FDA Approves Drug to Treat Cancer-Related Diarrhea
Xermelo plus somatostatin analog therapy approved to treat carcinoid diarrhea syndrome.
Yesterday, the FDA approved Xermelo (telotristat ethyl) in combination with somatostatin analog (SSA) therapy for the treatment of carcinoid diarrhea syndrome in patients whose symptoms were not adequately controlled by SSA monotherapy, according to a press release.
Carcinoid syndrome is a group of symptoms that are experienced by some patients with carcinoid tumors. These tumors are rare, slow-growing, and occur in the gastrointestinal tract. Carcinoid syndrome affects less than 10% of patients with these tumors, and typically occurs only after liver metastasis.
Patients with carcinoid syndrome release an abnormally high amount of serotonin, which results in uncontrolled diarrhea. Patients can experience weight loss, malnutrition, dehydration, and electrolyte imbalance if diarrhea is not treated, according to the release.
Xermelo was approved in an oral form to be taken 3 times per day, in addition to SSA therapy. The newly approved drug blocks serotonin production by carcinoid tumors, and reduces diarrhea related to carcinoid syndrome.

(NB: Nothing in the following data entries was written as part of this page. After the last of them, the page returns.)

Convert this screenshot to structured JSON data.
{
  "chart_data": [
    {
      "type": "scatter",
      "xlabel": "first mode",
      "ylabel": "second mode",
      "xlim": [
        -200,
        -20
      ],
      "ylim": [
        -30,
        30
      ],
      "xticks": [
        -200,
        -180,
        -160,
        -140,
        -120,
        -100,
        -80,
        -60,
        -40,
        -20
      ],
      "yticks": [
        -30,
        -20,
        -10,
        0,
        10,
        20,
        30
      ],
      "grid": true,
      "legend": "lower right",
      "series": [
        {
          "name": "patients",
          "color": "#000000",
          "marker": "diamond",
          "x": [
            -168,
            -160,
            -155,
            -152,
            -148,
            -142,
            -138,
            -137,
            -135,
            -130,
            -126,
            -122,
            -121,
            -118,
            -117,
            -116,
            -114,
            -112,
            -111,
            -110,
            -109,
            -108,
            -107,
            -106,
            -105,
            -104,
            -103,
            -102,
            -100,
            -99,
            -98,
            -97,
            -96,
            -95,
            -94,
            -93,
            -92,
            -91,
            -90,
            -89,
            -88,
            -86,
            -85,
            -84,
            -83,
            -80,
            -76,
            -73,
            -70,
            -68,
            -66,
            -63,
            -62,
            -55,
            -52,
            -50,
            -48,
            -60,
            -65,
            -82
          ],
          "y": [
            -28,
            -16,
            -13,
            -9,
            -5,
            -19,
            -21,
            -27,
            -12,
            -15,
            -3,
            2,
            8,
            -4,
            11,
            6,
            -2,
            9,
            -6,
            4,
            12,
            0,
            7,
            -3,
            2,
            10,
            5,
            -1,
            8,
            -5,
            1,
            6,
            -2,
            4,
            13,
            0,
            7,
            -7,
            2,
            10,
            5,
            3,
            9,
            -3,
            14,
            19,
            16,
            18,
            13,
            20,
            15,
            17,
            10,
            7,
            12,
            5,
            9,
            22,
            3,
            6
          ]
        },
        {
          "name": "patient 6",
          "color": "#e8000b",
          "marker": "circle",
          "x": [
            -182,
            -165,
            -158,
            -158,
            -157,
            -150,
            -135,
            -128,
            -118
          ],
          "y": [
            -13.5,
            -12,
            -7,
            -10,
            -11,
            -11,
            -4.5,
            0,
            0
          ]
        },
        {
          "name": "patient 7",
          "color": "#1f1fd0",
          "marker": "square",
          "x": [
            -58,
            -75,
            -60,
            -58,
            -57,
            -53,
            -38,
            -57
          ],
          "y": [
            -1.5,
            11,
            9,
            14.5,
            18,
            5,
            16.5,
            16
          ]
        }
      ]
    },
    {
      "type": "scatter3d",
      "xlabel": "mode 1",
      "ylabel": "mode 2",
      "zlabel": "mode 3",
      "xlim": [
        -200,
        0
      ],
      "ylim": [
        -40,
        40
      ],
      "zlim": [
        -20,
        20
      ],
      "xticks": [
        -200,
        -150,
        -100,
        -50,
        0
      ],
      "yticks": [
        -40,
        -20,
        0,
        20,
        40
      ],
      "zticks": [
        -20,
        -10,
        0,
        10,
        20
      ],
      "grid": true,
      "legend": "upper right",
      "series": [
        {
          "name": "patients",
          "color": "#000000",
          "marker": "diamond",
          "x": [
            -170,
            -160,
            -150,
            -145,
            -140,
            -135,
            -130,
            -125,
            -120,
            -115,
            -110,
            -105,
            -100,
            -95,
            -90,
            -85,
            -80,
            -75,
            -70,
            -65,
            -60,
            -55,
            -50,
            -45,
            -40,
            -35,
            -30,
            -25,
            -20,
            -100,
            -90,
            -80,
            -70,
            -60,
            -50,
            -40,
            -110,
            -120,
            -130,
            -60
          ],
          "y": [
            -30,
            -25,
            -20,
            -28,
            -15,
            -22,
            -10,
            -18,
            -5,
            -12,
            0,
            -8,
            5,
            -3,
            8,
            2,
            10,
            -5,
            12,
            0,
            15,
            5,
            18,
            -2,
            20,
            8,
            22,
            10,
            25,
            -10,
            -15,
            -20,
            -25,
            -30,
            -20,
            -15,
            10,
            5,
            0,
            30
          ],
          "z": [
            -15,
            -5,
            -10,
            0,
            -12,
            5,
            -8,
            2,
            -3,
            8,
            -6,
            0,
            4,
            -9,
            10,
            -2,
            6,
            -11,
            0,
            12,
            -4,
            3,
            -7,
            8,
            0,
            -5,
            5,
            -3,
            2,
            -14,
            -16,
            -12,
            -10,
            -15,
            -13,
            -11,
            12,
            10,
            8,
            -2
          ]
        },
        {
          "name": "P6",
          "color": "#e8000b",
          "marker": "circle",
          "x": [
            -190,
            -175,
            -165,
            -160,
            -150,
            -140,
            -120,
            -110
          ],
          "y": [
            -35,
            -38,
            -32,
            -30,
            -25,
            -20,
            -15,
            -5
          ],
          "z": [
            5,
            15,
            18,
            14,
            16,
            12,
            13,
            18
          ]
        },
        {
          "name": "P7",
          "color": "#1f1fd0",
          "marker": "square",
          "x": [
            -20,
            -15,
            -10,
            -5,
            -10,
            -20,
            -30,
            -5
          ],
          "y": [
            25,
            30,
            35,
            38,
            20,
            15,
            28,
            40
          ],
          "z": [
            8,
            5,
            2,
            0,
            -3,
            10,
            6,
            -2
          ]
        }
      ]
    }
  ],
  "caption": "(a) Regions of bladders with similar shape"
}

The safety and efficacy of Xermelo was established in a clinical trial that included 90 patients with well-differentiated metastatic neuroendocrine tumors and carcinoid syndrome diarrhea, according to the FDA. Patients included in the study experienced 4 to 12 bowel movements per day, regardless of SSA therapy taken for at least 3 months.
In the study, patients remained on SSA therapy, and were randomized to receive placebo or Xermelo 3 times per day. The investigators discovered that patients taking Xermelo had a significant reduction in bowel movement frequency, compared with those treated with placebo.
The researchers noted that 33% of patients treated with Xermelo experienced an average reduction of 2 bowel movements per day, compared with only 4% of patients taking placebo, according to the FDA.
Common adverse events associated with Xermelo included nausea, headache, increased levels of gamma-glutamyl transferase, depression, peripheral edema, flatulence, decreased appetite, and fever. The FDA warns that the drug may result in constipation, and patients who experience less than 4 bowel movements per day may be at an increased risk of constipation.
The FDA advises that patients should be monitored for severe constipation, and if patients develop constipation or abdominal pain, the drug should be discontinued.
Previously, Xermelo was granted fast track designation and priority review to treat this population. The FDA also granted Xermelo orphan drug designation, which provides incentives for the development of drugs that treat rare diseases.
“Today’s approval will provide patients whose carcinoid syndrome diarrhea is not adequately controlled with another treatment option,” said Julie Beitz, MD, director of the Office of Drug Evaluation III in the FDA’s Center for Drug Evaluation and Research.